Decision time on Afghanistan is rapidly approaching. Security responsibilities will transfer to local forces at the end of next year and, in anticipation, President Obama just received final military options from our commander in theater and hosted a gritty planning session with his Afghan counterpart.
Behind the scenes in all these conversations is Sen. Richard Burr and a law he championed last fall.
In August the president signed a bill, sponsored by Burr, requiring the State Department to address whether the “Haqqani” branch of the Taliban deserved to be officially designated as a terrorist organization. Early in September, then-Secretary of State Hillary Clinton determined that it did.
Let’s be clear about one thing: Haqqani associates are terrorists whether they were given the technical label or not. Just a few items on their rap sheet are suicide-bombing a Kabul hotel, assaulting the U.S. embassy and kidnapping a New York Times reporter. Several of their senior leaders already were on the terrorist list.
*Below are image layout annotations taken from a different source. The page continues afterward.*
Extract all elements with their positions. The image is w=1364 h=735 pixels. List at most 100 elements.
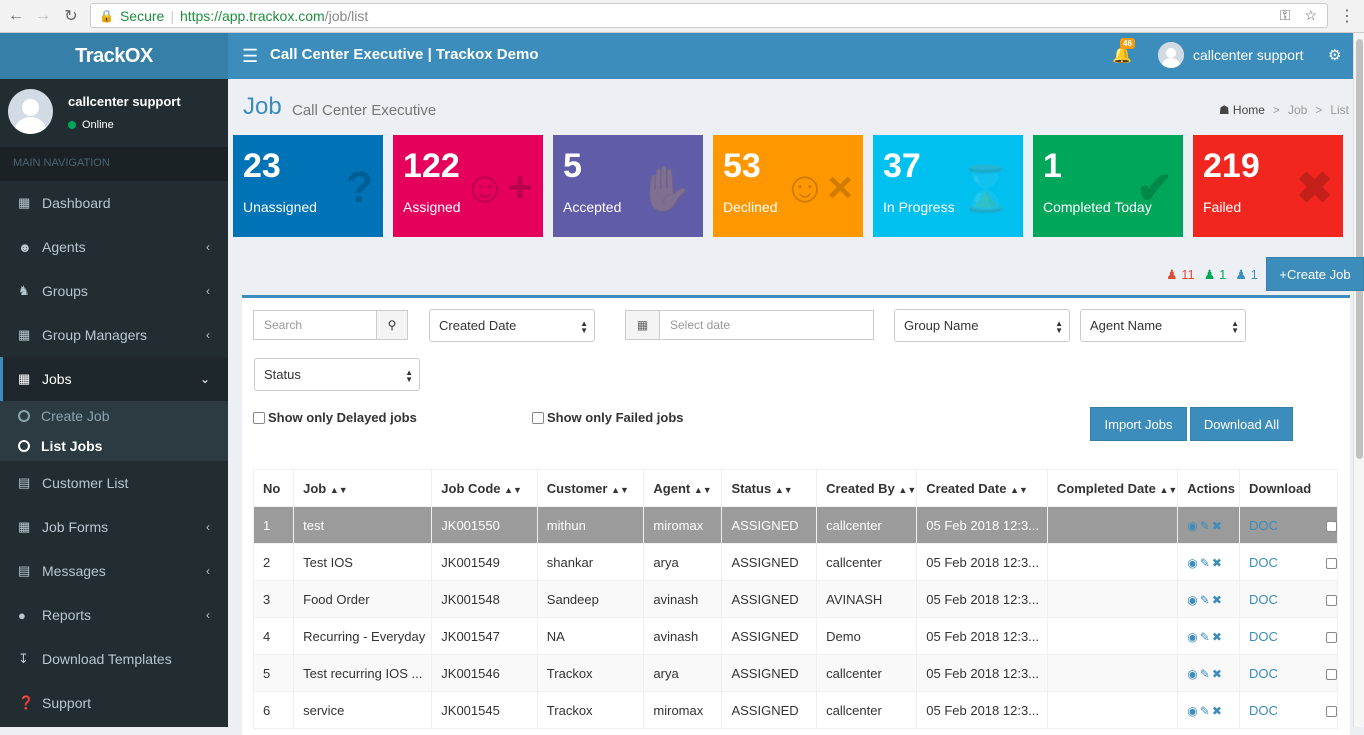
doc-link[interactable]: DOC (1249, 518, 1278, 533)
doc-link[interactable]: DOC (1249, 629, 1278, 644)
view-icon[interactable]: ◉ (1187, 556, 1199, 570)
edit-icon[interactable]: ✎ (1200, 630, 1212, 644)
view-icon[interactable]: ◉ (1187, 667, 1199, 681)
sidebar-item-reports[interactable]: ● Reports ‹ (0, 593, 228, 637)
table-row[interactable]: 2 Test IOS JK001549 shankar arya ASSIGNED call… (252, 543, 1338, 581)
tile-declined[interactable]: 53 Declined ☺× (713, 135, 863, 237)
tile-in-progress[interactable]: 37 In Progress ⌛ (873, 135, 1023, 237)
tile-unassigned[interactable]: 23 Unassigned? (233, 135, 383, 237)
sidebar-toggle-icon[interactable]: ☰ (242, 46, 258, 67)
address-bar[interactable]: 🔒 Secure | https://app.trackox.com /job/… (90, 3, 1328, 28)
table-row[interactable]: 6 service JK001545 Trackox miromax ASSIGNED ca… (252, 691, 1338, 729)
edit-icon[interactable]: ✎ (1200, 667, 1212, 681)
breadcrumb-home[interactable]: ☗ Home (1219, 103, 1265, 117)
sidebar-item-job-forms[interactable]: ▦ Job Forms ‹ (0, 505, 228, 549)
sidebar-item-group-managers[interactable]: ▦ Group Managers ‹ (0, 313, 228, 357)
table-cell: Test IOS (293, 543, 433, 581)
search-icon[interactable]: ⚲ (376, 310, 408, 340)
table-row[interactable]: 4 Recurring - Everyday JK001547 NA avinash AS… (252, 617, 1338, 655)
table-cell: arya (643, 543, 723, 581)
sidebar-item-jobs[interactable]: ▦ Jobs ⌄ (0, 357, 228, 401)
sort-icon: ▲▼ (1010, 484, 1028, 495)
view-icon[interactable]: ◉ (1187, 630, 1199, 644)
table-row[interactable]: 1 test JK001550 mithun miromax ASSIGNED callce… (252, 506, 1338, 544)
table-row[interactable]: 3 Food Order JK001548 Sandeep avinash ASSIGNE… (252, 580, 1338, 618)
delete-icon[interactable]: ✖ (1212, 593, 1224, 607)
delete-icon[interactable]: ✖ (1212, 519, 1224, 533)
delayed-jobs-checkbox[interactable]: Show only Delayed jobs (253, 410, 417, 425)
col-job[interactable]: Job ▲▼ (293, 469, 433, 507)
col-created-date[interactable]: Created Date ▲▼ (916, 469, 1048, 507)
view-icon[interactable]: ◉ (1187, 704, 1199, 718)
col-job-code[interactable]: Job Code ▲▼ (431, 469, 538, 507)
calendar-icon[interactable]: ▦ (625, 310, 660, 340)
sidebar-item-groups[interactable]: ♞ Groups ‹ (0, 269, 228, 313)
bookmark-star-icon[interactable]: ☆ (1304, 7, 1317, 24)
sidebar-item-download-templates[interactable]: ↧ Download Templates (0, 637, 228, 681)
sidebar-subitem-create-job[interactable]: Create Job (0, 401, 228, 431)
edit-icon[interactable]: ✎ (1200, 704, 1212, 718)
gear-icon[interactable]: ⚙ (1328, 46, 1341, 64)
doc-link[interactable]: DOC (1249, 703, 1278, 718)
avatar[interactable] (1158, 42, 1184, 68)
doc-link[interactable]: DOC (1249, 555, 1278, 570)
group-name-select[interactable]: Group Name ▲ ▼ (894, 309, 1070, 342)
table-row[interactable]: 5 Test recurring IOS ... JK001546 Trackox ar… (252, 654, 1338, 692)
tile-failed[interactable]: 219 Failed ✖ (1193, 135, 1343, 237)
delete-icon[interactable]: ✖ (1212, 556, 1224, 570)
brand-logo[interactable]: TrackOX (0, 33, 228, 79)
delete-icon[interactable]: ✖ (1212, 630, 1224, 644)
col-agent[interactable]: Agent ▲▼ (643, 469, 723, 507)
user-menu[interactable]: callcenter support (1193, 47, 1304, 63)
agent-name-select[interactable]: Agent Name ▲ ▼ (1080, 309, 1246, 342)
table-cell: NA (536, 617, 645, 655)
date-input[interactable]: Select date (659, 310, 874, 340)
scrollbar[interactable] (1353, 33, 1364, 727)
browser-menu-icon[interactable]: ⋮ (1336, 5, 1358, 27)
search-input[interactable]: Search (253, 310, 377, 340)
user-times-icon: ☺× (782, 163, 853, 212)
import-jobs-button[interactable]: Import Jobs (1090, 407, 1187, 441)
back-icon[interactable]: ← (5, 5, 27, 27)
delete-icon[interactable]: ✖ (1212, 704, 1224, 718)
row-checkbox[interactable] (1325, 520, 1337, 532)
tile-assigned[interactable]: 122 Assigned ☺+ (393, 135, 543, 237)
sidebar-item-support[interactable]: ❓ Support (0, 681, 228, 725)
sidebar-subitem-list-jobs[interactable]: List Jobs (0, 431, 228, 461)
user-status: Online (68, 119, 114, 131)
download-all-button[interactable]: Download All (1190, 407, 1293, 441)
row-checkbox[interactable] (1325, 668, 1337, 680)
col-customer[interactable]: Customer ▲▼ (536, 469, 645, 507)
reload-icon[interactable]: ↻ (60, 5, 82, 27)
sidebar-item-customer-list[interactable]: ▤ Customer List (0, 461, 228, 505)
edit-icon[interactable]: ✎ (1200, 519, 1212, 533)
sidebar-item-dashboard[interactable]: ▦ Dashboard (0, 181, 228, 225)
view-icon[interactable]: ◉ (1187, 593, 1199, 607)
breadcrumb-job[interactable]: Job (1288, 103, 1307, 117)
tile-accepted[interactable]: 5 Accepted ✋ (553, 135, 703, 237)
create-job-button[interactable]: +Create Job (1266, 257, 1364, 291)
table-cell: Trackox (536, 654, 645, 692)
status-select[interactable]: Status ▲ ▼ (254, 358, 420, 391)
col-created-by[interactable]: Created By ▲▼ (816, 469, 918, 507)
row-checkbox[interactable] (1325, 631, 1337, 643)
doc-link[interactable]: DOC (1249, 592, 1278, 607)
tile-completed-today[interactable]: 1 Completed Today ✔ (1033, 135, 1183, 237)
key-icon[interactable]: ⚿ (1280, 7, 1291, 24)
edit-icon[interactable]: ✎ (1200, 556, 1212, 570)
top-navbar: ☰ Call Center Executive | Trackox Demo 🔔… (228, 33, 1353, 79)
doc-link[interactable]: DOC (1249, 666, 1278, 681)
created-date-select[interactable]: Created Date ▲ ▼ (429, 309, 595, 342)
view-icon[interactable]: ◉ (1187, 519, 1199, 533)
delete-icon[interactable]: ✖ (1212, 667, 1224, 681)
sidebar-item-messages[interactable]: ▤ Messages ‹ (0, 549, 228, 593)
row-checkbox[interactable] (1325, 594, 1337, 606)
col-completed-date[interactable]: Completed Date ▲▼ (1046, 469, 1179, 507)
row-checkbox[interactable] (1325, 557, 1337, 569)
sidebar-item-agents[interactable]: ☻ Agents ‹ (0, 225, 228, 269)
col-status[interactable]: Status ▲▼ (721, 469, 818, 507)
row-checkbox[interactable] (1325, 705, 1337, 717)
edit-icon[interactable]: ✎ (1200, 593, 1212, 607)
failed-jobs-checkbox[interactable]: Show only Failed jobs (532, 410, 684, 425)
forward-icon[interactable]: → (32, 5, 54, 27)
The significance of this decision is not in the facts it acknowledged but rather in the effect it will have on how this war ends. At its simplest, the choice involves balancing military goals with trying to negotiate political terms.
Sanctioning the Haqqani network tightens the squeeze on its resources and ratchets up the pressure for it to quit the fight. Still, surrender is improbable because the network is fighting on its home turf and because so much of its financing continues to flow freely through unscrupulous partners on the black market.
Diplomacy is another path to conclude this fight – but now that involves looking across the table at formally named terrorists.
The exact effect Burr meant to have on decisions like these is unclear. One reason to push this legislation simply would be to formalize the commonly known fact that the Haqqanis are a terrorist group. Indeed, that explanation may be sufficient. Lawmakers sped this bill through the Senate and the House by acclamation even though they have widely varying positions on the war.
Burr has been forthright about his willingness to embrace confrontation, though. “By designating [the Haqqani network] a terrorist organization,” he declared, “we will be able to more effectively pursue them and go after their financial and property interests, improving stability and security in the region and across the world.”
Left unstated is how he feels about the diplomatic track – yet those opposed to it still can undercut those who favor it by levying the toxic accusation of “negotiating with terrorists.”
Of course, President Obama could have opted not to sign this bill, and Clinton could have made a different choice. Burr only helped bring their decisions. Any limitations the administration now faces ultimately have been self-imposed.
Certifying the Haqqanis as terrorists was surprising on one hand because the White House had already sat down with the Haqqani network, but less surprising on the other because previous rounds of talks went so poorly.
Clinton told the House Foreign Affairs Committee in October 2011 that, after an early meeting with the Haqqani network, “the answer was an attack on our embassy.” In light of that outcome, she responded “both” when asked by the committee chair whether our strategy was “crackdown or negotiate.” Implementing that strategy might have led the administration to cast members of Congress such as Burr in the “bad cop” role so that a sincere conversation with “good cop” diplomats looks more attractive.
Also noteworthy is that this designation separates the Haqqani network from other offshoots of the Taliban that are not on the terror list. Splintering the Taliban weakens the syndicate as a whole while possibly strengthening those elements not subject to sanctions. From this perspective, degrading the Haqqani network could also serve to firm up the Taliban faction we want as a negotiating partner.
Either of these benefits may offset the political costs of “negotiating with terrorists” and help explain why the White House aligned itself with Burr’s position. At minimum, though, it is apparent that the administration doesn’t intend to let this new political obstacle interfere with negotiations.
In remarks to the media alongside the decision, a senior administration official emphasized that “the statute does not prohibit meetings or dialogue with members of a designated [foreign terrorist organization], so it does not prohibit talking at some future date. But reconciliation remains a key component of our strategy.”
So “crackdown and negotiate” likely framed Obama’s recent conversations about the plan for our long-term military commitment as well as for achieving our political goals. Burr’s bill pushed the White House to shift it that balance.
Yet both will remain parts of the strategy. After all, any administration would insist on taking the fight to the enemy and would also have to confront the necessity of negotiating when that enemy is so deeply entrenched.
Matthew Leatherman, a North Carolina native, is a freelance contributor on state-level international affairs.